Penyakit gout awalnya berasal dari makanan. Apabila Anda banyak mengonsumsi makanan yang tinggi purin seperti daging merah, jeroan, seafood, dan minuman beralkohol maupun minuman manis, maka zat purin akan menumpuk di dalam darah. Lantas, purin akan diubah oleh tubuh menjadi asam urat.

Secara normal, asam urat akan dibuang oleh ginjal melalui urine. Namun, apabila Anda mengonsumsi terlalu banyak makanan yang tinggi purin, maka tidak semua asam urat yang menumpuk dapat dikeluarkan oleh ginjal. Alhasil, zat tersebut akan terus menumpuk dan berpotensi menimbulkan gout.

Perlu Anda tahu, gout sebenarnya tak hanya bisa disebabkan oleh pola makan tinggi purin saja. Keadaan ini juga bisa terjadi akibat obesitas atau kelebihan berat badan. Sebab orang dengan berat badan berlebih akan memproduksi asam urat dalam jumlah tinggi. Selain itu, adanya penyakit ginjal, tekanan darah tinggi atau hipertensi, diabetes, sindrom metabolik, dan penyakit jantung juga dapat meningkatkan risiko seseorang terkena gout. Anda yang memiliki riwayat keluarga dengan gout juga harus berhati-hati, karena lebih berisiko mengalami kondisi tersebut.

Kenali gejala gout

Gejala gout adalah bengkak, merah, panas, dan hangat pada area yang terkena. Keluhan-keluhan ini dapat bertahan hingga 12 jam. Namun, rasa tidak nyaman yang dapat mengganggu gerak tubuh bisa berlangsung dan bertahan selama beberapa hari.

Gejala-gejala gout paling sering terjadi di ibu jari kaki dan menyerang secara tiba-tiba di malam atau pagi hari saat bangun tidur.

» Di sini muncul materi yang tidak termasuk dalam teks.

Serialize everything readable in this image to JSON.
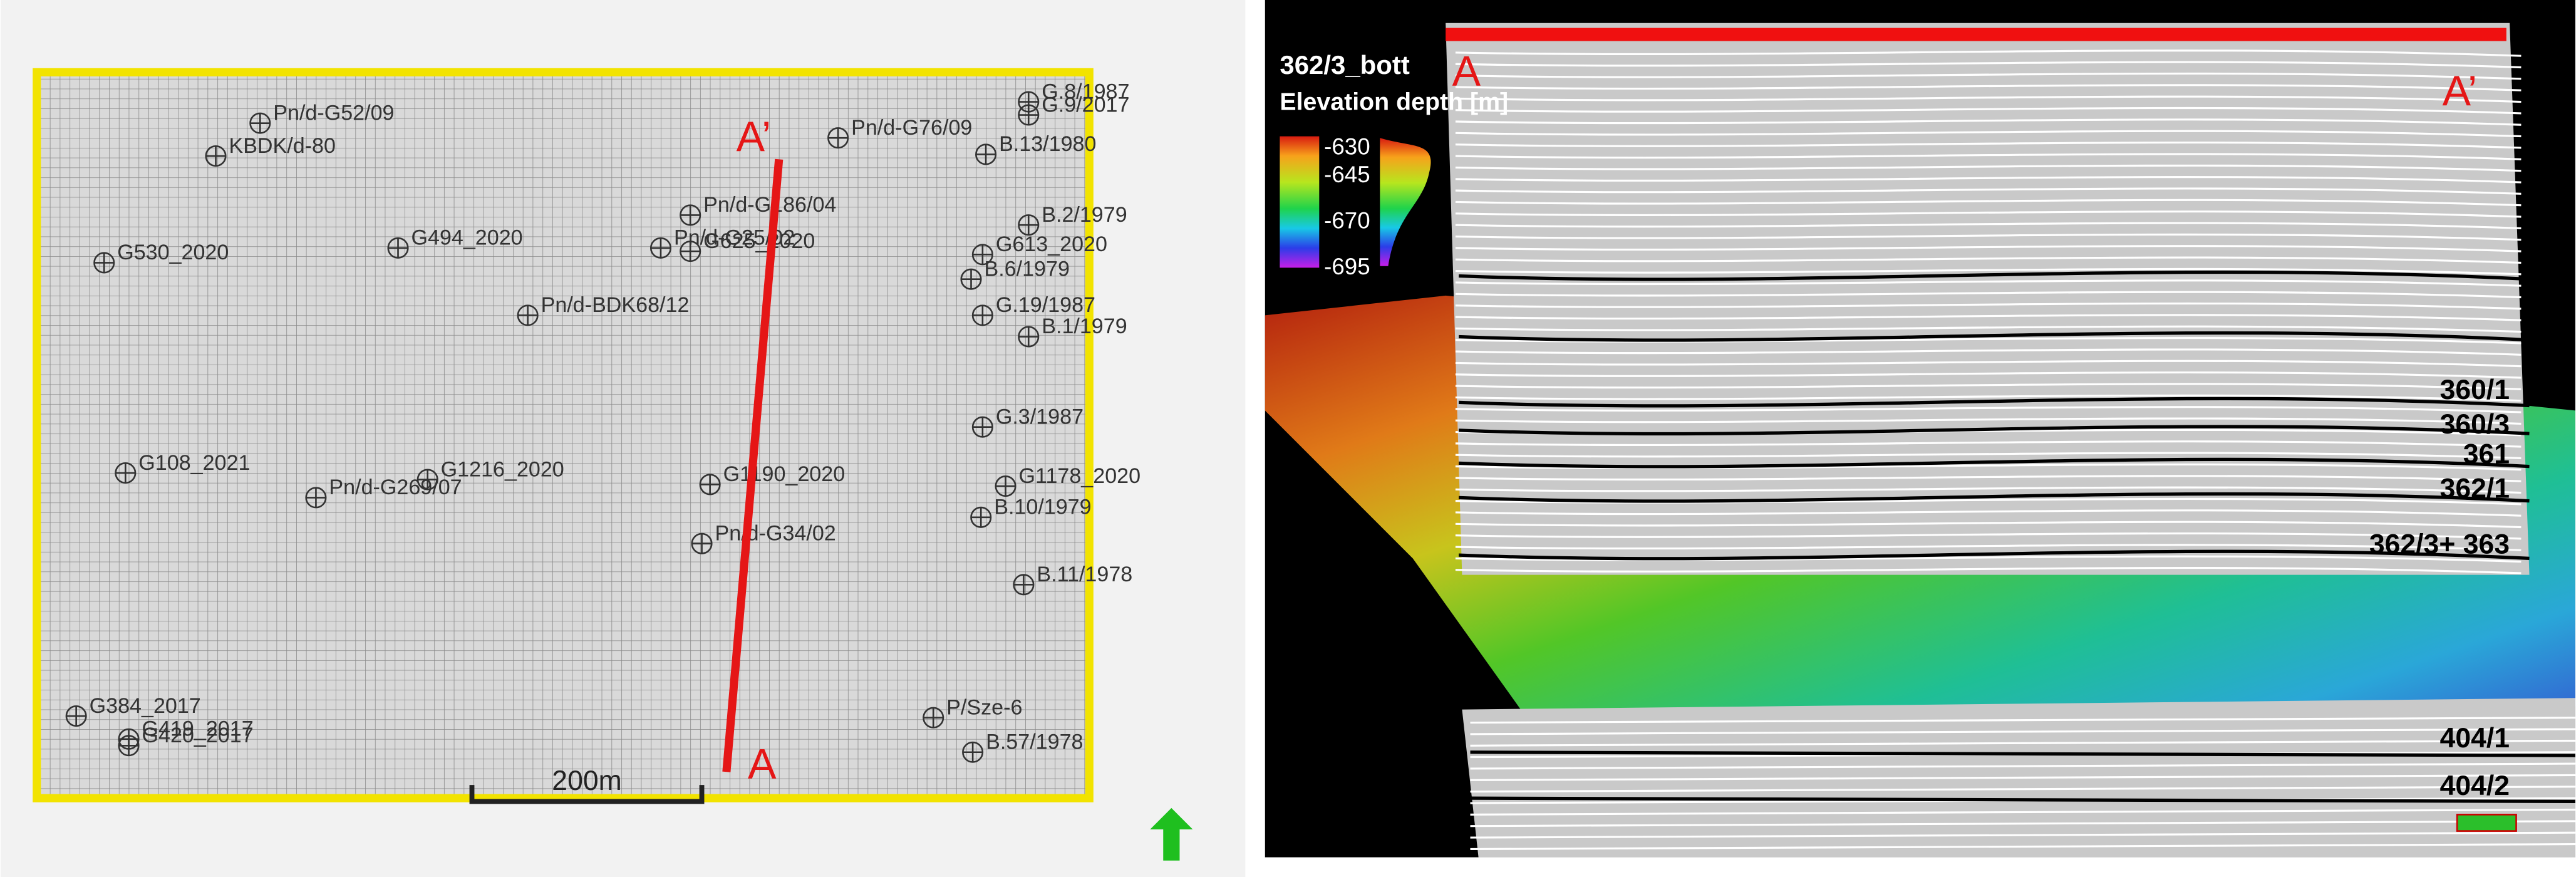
{
  "left_panel": {
    "wells": [
      "Pn/d-G52/09",
      "KBDK/d-80",
      "Pn/d-G76/09",
      "G.8/1987",
      "G.9/2017",
      "B.13/1980",
      "Pn/d-G186/04",
      "G494_2020",
      "G530_2020",
      "Pn/d-G25/02",
      "G625_2020",
      "B.2/1979",
      "G613_2020",
      "B.6/1979",
      "Pn/d-BDK68/12",
      "G.19/1987",
      "B.1/1979",
      "G.3/1987",
      "G108_2021",
      "G1216_2020",
      "Pn/d-G269/07",
      "G1190_2020",
      "G1178_2020",
      "B.10/1979",
      "Pn/d-G34/02",
      "B.11/1978",
      "G384_2017",
      "P/Sze-6",
      "G419_2017",
      "G420_2017",
      "B.57/1978"
    ],
    "scale_bar": "200m",
    "point_a": "A",
    "point_a_prime": "A’"
  },
  "right_panel": {
    "surface_name": "362/3_bott",
    "colorbar_title": "Elevation depth [m]",
    "colorbar_ticks": [
      -630,
      -645,
      -670,
      -695
    ],
    "point_a": "A",
    "point_a_prime": "A’",
    "horizons": [
      "360/1",
      "360/3",
      "361",
      "362/1",
      "362/3+ 363",
      "404/1",
      "404/2"
    ]
  }
}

Keluhan yang paling mengganggu dari gout adalah rasa nyeri yang begitu hebat sampai bisa membangunkan penderita dari tidurnya.

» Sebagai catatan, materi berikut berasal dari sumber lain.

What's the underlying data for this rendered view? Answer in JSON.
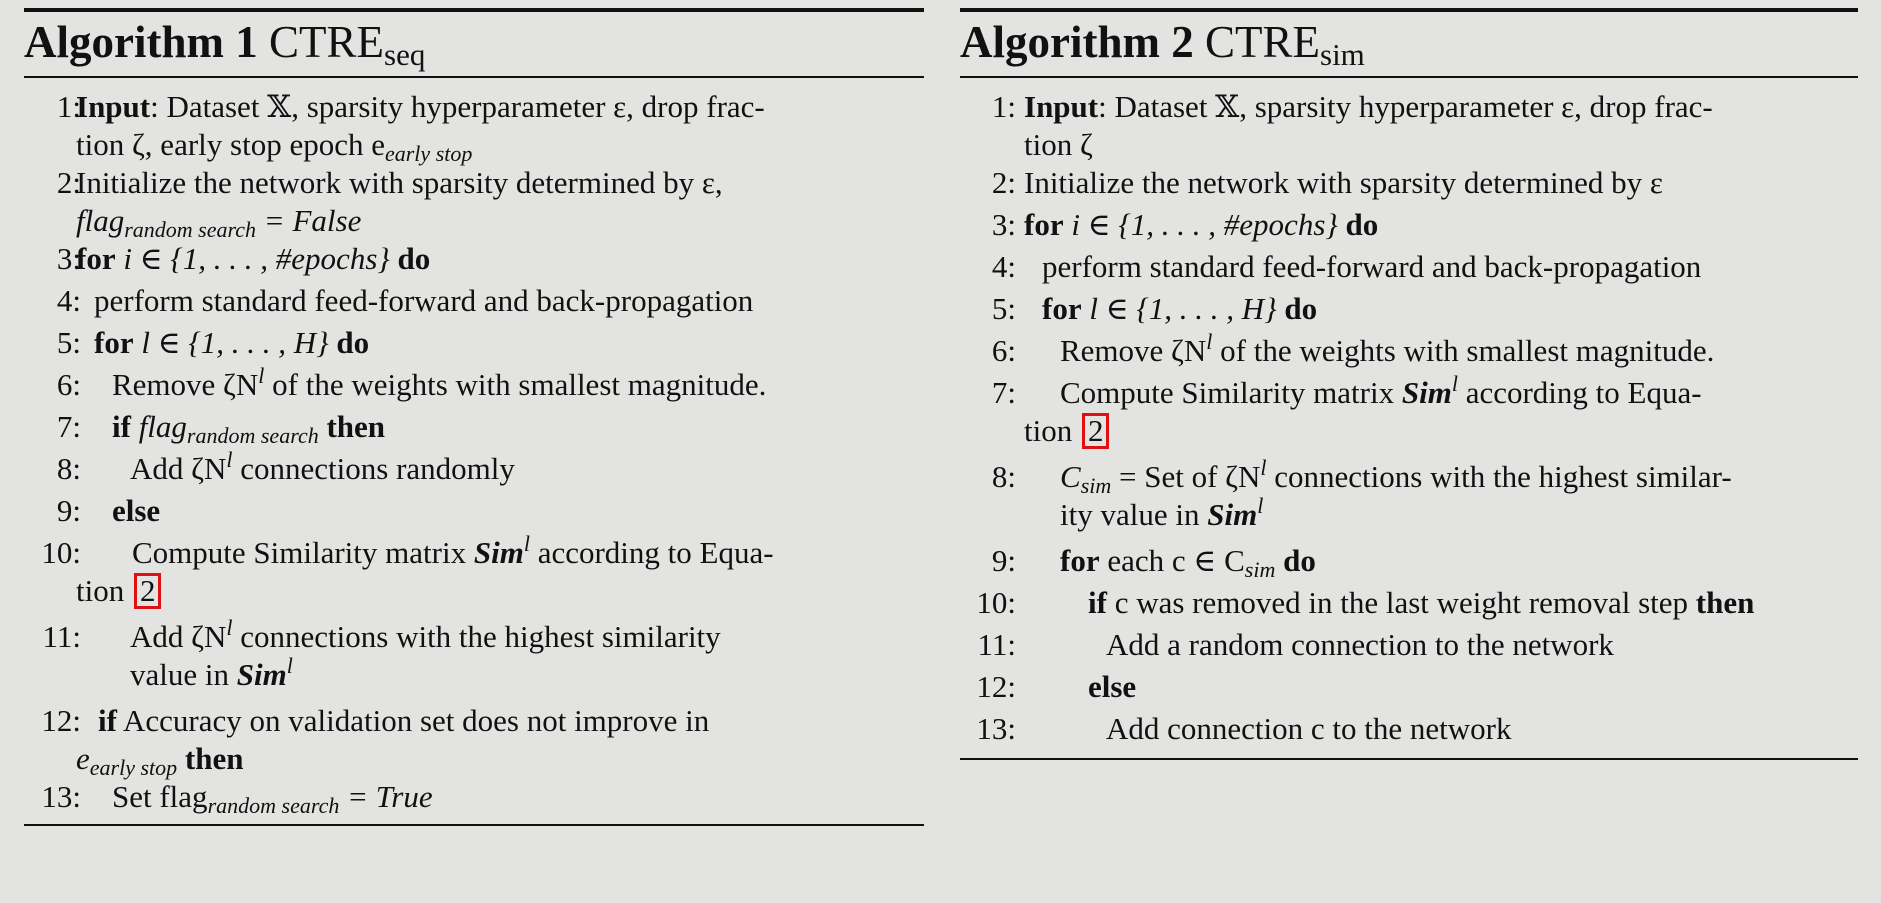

Atas dasar itu, penderita gout harus benar-benar mengontrol kadar asam urat agar tidak terlalu tinggi. Apabila tidak, gout dapat kambuh-kambuhan dan bertambah parah dari waktu ke waktu. Bila sudah telanjur parah, penderita akan mengalami perubahan pada struktur sendi yang terkena dan batu ginjal.

Mencegah gout

Sebelum semua keluhan yang disebabkan oleh asam urat tinggi terlanjur terjadi, segera lakukan upaya pencegahan sekarang juga. Caranya, kurangi konsumsi makanan dan minuman yang mengandung purin tinggi. Jangan lupa untuk mencukupi kebutuhan cairan setiap hari dengan minum banyak air putih.

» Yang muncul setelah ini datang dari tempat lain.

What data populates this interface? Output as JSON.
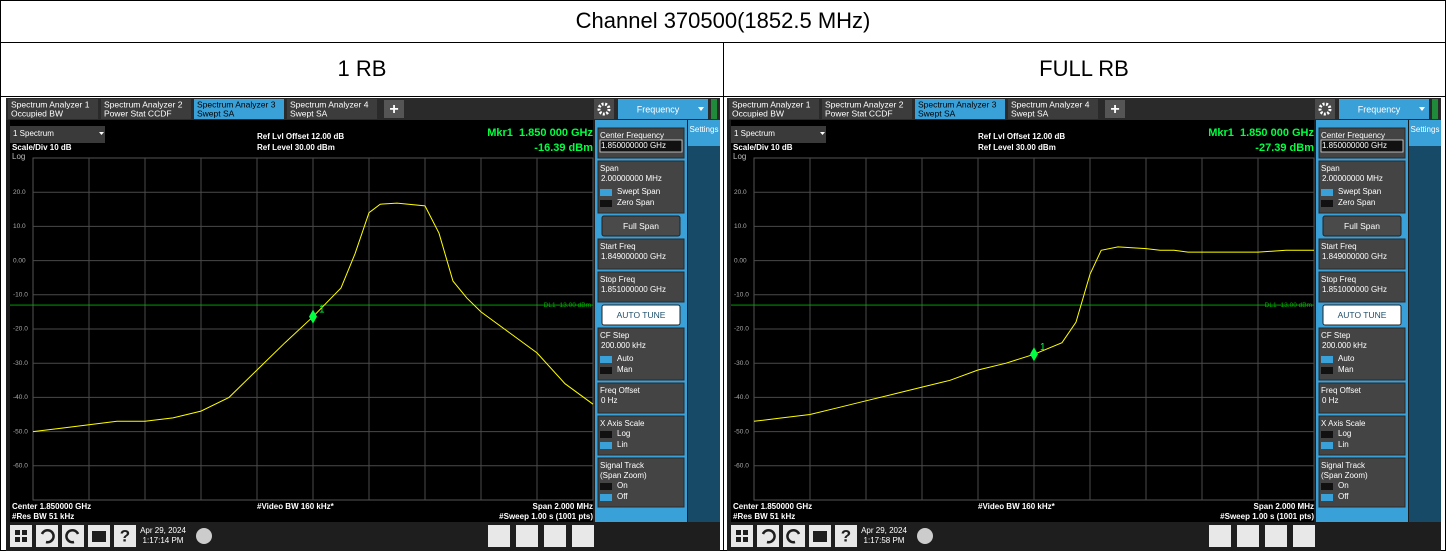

Sementara itu, bagi Anda yang kelebihan berat badan atau obesitas, segerakan untuk memulai program penurunan berat badan dengan menjaga makan seimbang dan rutin berolahraga. Jangan sungkan untuk berkonsultasi lebih lanjut dokter gizi untuk mencari tahu diet yang paling tepat.

Jika Anda sudah terlanjur menderita gout, segera berkonsultasi ke dokter untuk mendapatkan terapi yang tepat. Dokter akan memberikan obat antiradang dan antinyeri untuk mengatasi gejala yang Anda alami. Setelah reda, dokter akan memberikan obat untuk menurunkan kadar asam urat yang harus dikonsumsi sesuai dosis dan anjuran. Jangan abai untuk senantiasa berupaya mengendalikan kadar asam urat Anda agar tidak tinggi.